The article goes on to report comments made by Association President Louis Abrams:
Abrams said during a break in the meeting that in light of recent court settlements with the county, it would behoove the community to take what it can get and avoid the risk of losing all concessions from the developer.
In his testimony to the commissioners, he explained the community association’s unexpected support for a reconsideration, saying that one reason is “the legal issue of denying an application and the inherent concern that this would head to the courts, whereby the outcome to the community could be similar to the Koloa Marketplace settlement agreement where all of the community’s main conditions were forfeited to a decision that the community did not have the opportunity to be a part of.”
If the commission denies Koloa Creekside Estates permits, Abrams said, it leaves the community defenseless.
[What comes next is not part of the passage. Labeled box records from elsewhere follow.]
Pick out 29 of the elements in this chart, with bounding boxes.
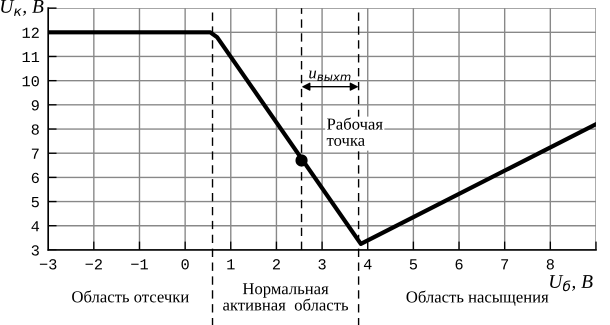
annotation: u$_{выхm}$ xyxy=(309,70,350,82)
text: Область отсечки xyxy=(72,290,189,302)
x-tick-label: 6 xyxy=(456,259,463,270)
x-tick-label: 1 xyxy=(227,259,235,270)
y-tick-label: 3 xyxy=(32,245,39,256)
y-tick-label: 9 xyxy=(32,100,39,111)
y-tick-label: 10 xyxy=(22,76,39,86)
y-tick-label: 11 xyxy=(22,52,40,62)
x-tick-label: 0 xyxy=(181,259,189,270)
y-axis-title: U$_{к}$, В xyxy=(1,0,44,16)
x-tick-label: 5 xyxy=(410,259,417,270)
y-tick-label: 8 xyxy=(32,124,39,135)
y-tick-label: 7 xyxy=(32,148,39,159)
text: Нормальная активная область xyxy=(223,283,348,311)
x-tick-label: −3 xyxy=(40,259,56,270)
x-tick-label: 8 xyxy=(546,259,554,270)
annotation: Рабочая точка xyxy=(326,118,383,146)
y-tick-label: 5 xyxy=(32,197,39,208)
x-tick-label: 4 xyxy=(364,259,372,270)
y-tick-label: 6 xyxy=(32,172,39,184)
x-axis-title: U$_{б}$, В xyxy=(550,275,593,292)
x-tick-label: 3 xyxy=(318,259,326,270)
y-tick-label: 4 xyxy=(31,221,40,232)
text: Область насыщения xyxy=(406,290,548,306)
x-tick-label: −2 xyxy=(86,259,102,270)
x-tick-label: −1 xyxy=(131,259,148,270)
y-tick-label: 12 xyxy=(22,28,39,38)
x-tick-label: 2 xyxy=(272,259,280,270)
x-tick-label: 7 xyxy=(501,259,508,270)
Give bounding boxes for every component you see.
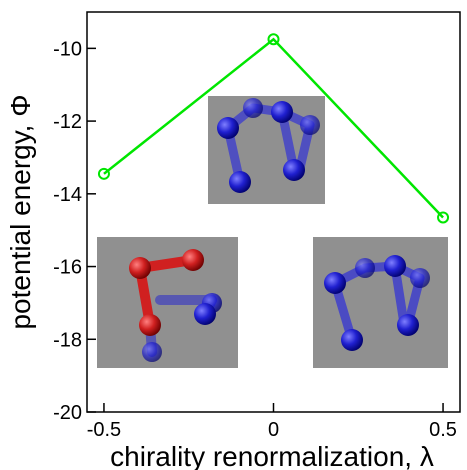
inset-molecule <box>208 96 325 204</box>
y-tick-label: -12 <box>53 111 82 133</box>
y-tick-label: -14 <box>53 184 82 206</box>
y-tick-label: -16 <box>53 257 82 279</box>
x-tick-label: -0.5 <box>87 419 121 441</box>
y-axis-label: potential energy, Φ <box>5 94 36 329</box>
x-tick-label: 0 <box>268 419 279 441</box>
y-tick-label: -10 <box>53 38 82 60</box>
chart: potential energy, Φ chirality renormaliz… <box>0 0 467 470</box>
y-tick-label: -18 <box>53 329 82 351</box>
inset-molecule <box>313 237 448 368</box>
y-tick-label: -20 <box>53 402 82 424</box>
x-tick-label: 0.5 <box>429 419 457 441</box>
x-axis-label: chirality renormalization, λ <box>110 441 434 470</box>
page: potential energy, Φ chirality renormaliz… <box>0 0 467 470</box>
inset-molecule <box>97 237 238 368</box>
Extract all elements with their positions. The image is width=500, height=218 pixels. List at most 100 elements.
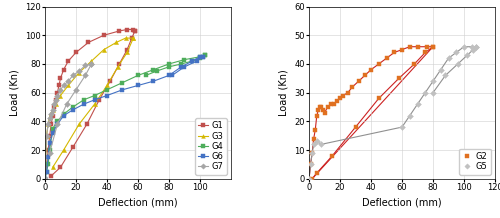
G6	[135, 84, 141, 87]
G7	[88, 63, 94, 65]
G4	[42, 177, 48, 180]
G2	[318, 106, 324, 108]
G6	[169, 74, 175, 77]
G7	[82, 74, 88, 77]
G1	[96, 99, 102, 101]
G2	[356, 80, 362, 82]
G7	[58, 89, 64, 91]
G2	[309, 152, 315, 154]
G4	[92, 94, 98, 97]
G5	[308, 163, 314, 166]
G5	[430, 80, 436, 82]
G1	[48, 175, 54, 177]
Line: G6: G6	[43, 55, 205, 181]
G1	[132, 30, 138, 32]
G5	[474, 45, 480, 48]
G1	[124, 28, 130, 31]
G3	[104, 84, 110, 87]
Y-axis label: Load (Kn): Load (Kn)	[10, 69, 20, 116]
G5	[310, 143, 316, 146]
Legend: G2, G5: G2, G5	[459, 149, 491, 175]
G7	[88, 63, 94, 65]
G4	[178, 63, 184, 65]
G6	[189, 60, 195, 62]
G4	[189, 60, 195, 62]
G4	[50, 127, 56, 130]
G2	[340, 94, 346, 97]
G1	[54, 91, 60, 94]
G2	[422, 51, 428, 54]
G6	[70, 109, 76, 111]
G3	[50, 109, 56, 111]
G4	[54, 120, 60, 123]
G6	[178, 65, 184, 68]
G5	[461, 45, 467, 48]
G3	[58, 94, 64, 97]
G2	[414, 45, 420, 48]
G5	[438, 68, 444, 71]
G6	[92, 99, 98, 101]
G2	[306, 177, 312, 180]
G2	[345, 91, 351, 94]
G2	[392, 51, 398, 54]
G7	[70, 74, 76, 77]
G5	[399, 126, 405, 128]
G2	[337, 97, 343, 100]
G1	[116, 30, 122, 32]
G3	[42, 177, 48, 180]
X-axis label: Deflection (mm): Deflection (mm)	[98, 198, 178, 208]
G5	[474, 45, 480, 48]
G2	[328, 103, 334, 106]
G3	[92, 103, 98, 106]
G1	[132, 30, 138, 32]
G3	[44, 134, 50, 137]
G1	[44, 163, 50, 166]
G3	[122, 37, 128, 39]
G1	[45, 149, 51, 151]
G1	[107, 80, 113, 82]
G3	[88, 60, 94, 62]
G3	[130, 37, 136, 39]
G2	[314, 172, 320, 174]
G1	[129, 37, 135, 39]
G2	[320, 109, 326, 111]
G1	[50, 114, 56, 117]
G3	[45, 123, 51, 126]
G4	[202, 54, 207, 57]
G2	[331, 103, 337, 106]
G5	[455, 63, 461, 65]
G2	[330, 155, 336, 157]
G7	[48, 113, 54, 116]
G6	[104, 94, 110, 97]
G1	[101, 34, 107, 37]
G1	[56, 84, 62, 87]
G4	[150, 68, 156, 71]
G2	[430, 45, 436, 48]
G4	[182, 58, 188, 61]
G5	[318, 143, 324, 146]
G7	[82, 64, 88, 67]
G3	[124, 51, 130, 54]
G3	[130, 37, 136, 39]
G2	[324, 106, 330, 108]
G6	[150, 80, 156, 82]
G6	[194, 60, 200, 62]
G6	[50, 131, 56, 134]
Line: G3: G3	[43, 36, 136, 181]
G6	[54, 123, 60, 126]
G3	[53, 103, 59, 106]
G2	[399, 48, 405, 51]
G4	[45, 163, 51, 166]
G4	[46, 149, 52, 151]
G4	[154, 70, 160, 72]
G2	[316, 109, 322, 111]
G1	[84, 123, 90, 126]
G1	[86, 41, 91, 44]
G4	[166, 63, 172, 65]
G7	[45, 123, 51, 126]
G5	[430, 91, 436, 94]
G6	[46, 141, 52, 144]
G2	[424, 45, 430, 48]
G4	[135, 74, 141, 77]
G2	[384, 57, 390, 60]
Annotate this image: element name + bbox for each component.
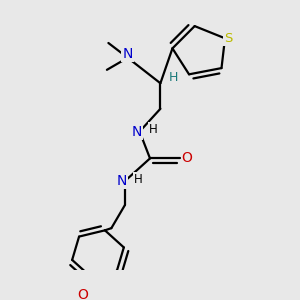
Text: H: H	[148, 123, 157, 136]
Text: O: O	[77, 288, 88, 300]
Text: S: S	[224, 32, 232, 45]
Text: N: N	[117, 174, 127, 188]
Text: N: N	[122, 47, 133, 61]
Text: H: H	[169, 71, 178, 84]
Text: O: O	[182, 152, 193, 165]
Text: N: N	[131, 124, 142, 139]
Text: H: H	[134, 173, 142, 186]
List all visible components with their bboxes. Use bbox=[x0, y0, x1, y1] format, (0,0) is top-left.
I found that last paragraph especially poignant. Yes, the community is defenseless when you have a slack planning department that is set up to green light every development, a planning commission that does indeed appear to be capricious (because who can make sense out of its inconsistent actions?) and developers and their attorneys using hardball tactics that border on blackmail.
A lot of people, with good cause, have lost faith in “the process” when it breaks down like this. They don’t have confidence that government is acting in their best interest, or that justice will ultimately prevail.
As they see it, meeting rooms are a place where the people lose ground, as evidenced by the debacle over Hawaii Superferry and Koloa Creekside Estates, to name but two of many. So they’re more apt to engage in direct, concrete actions, like unfurling a banner, shouting at passengers using the ferry, chaining themselves to a monkey pod tree.
As the democratic process continues to be undermined by political dirty tricks and money-driven machinations of the old boy network, we’re likely to see more instances of fed-up citizens taking their concerns directly to the media, the people and the streets.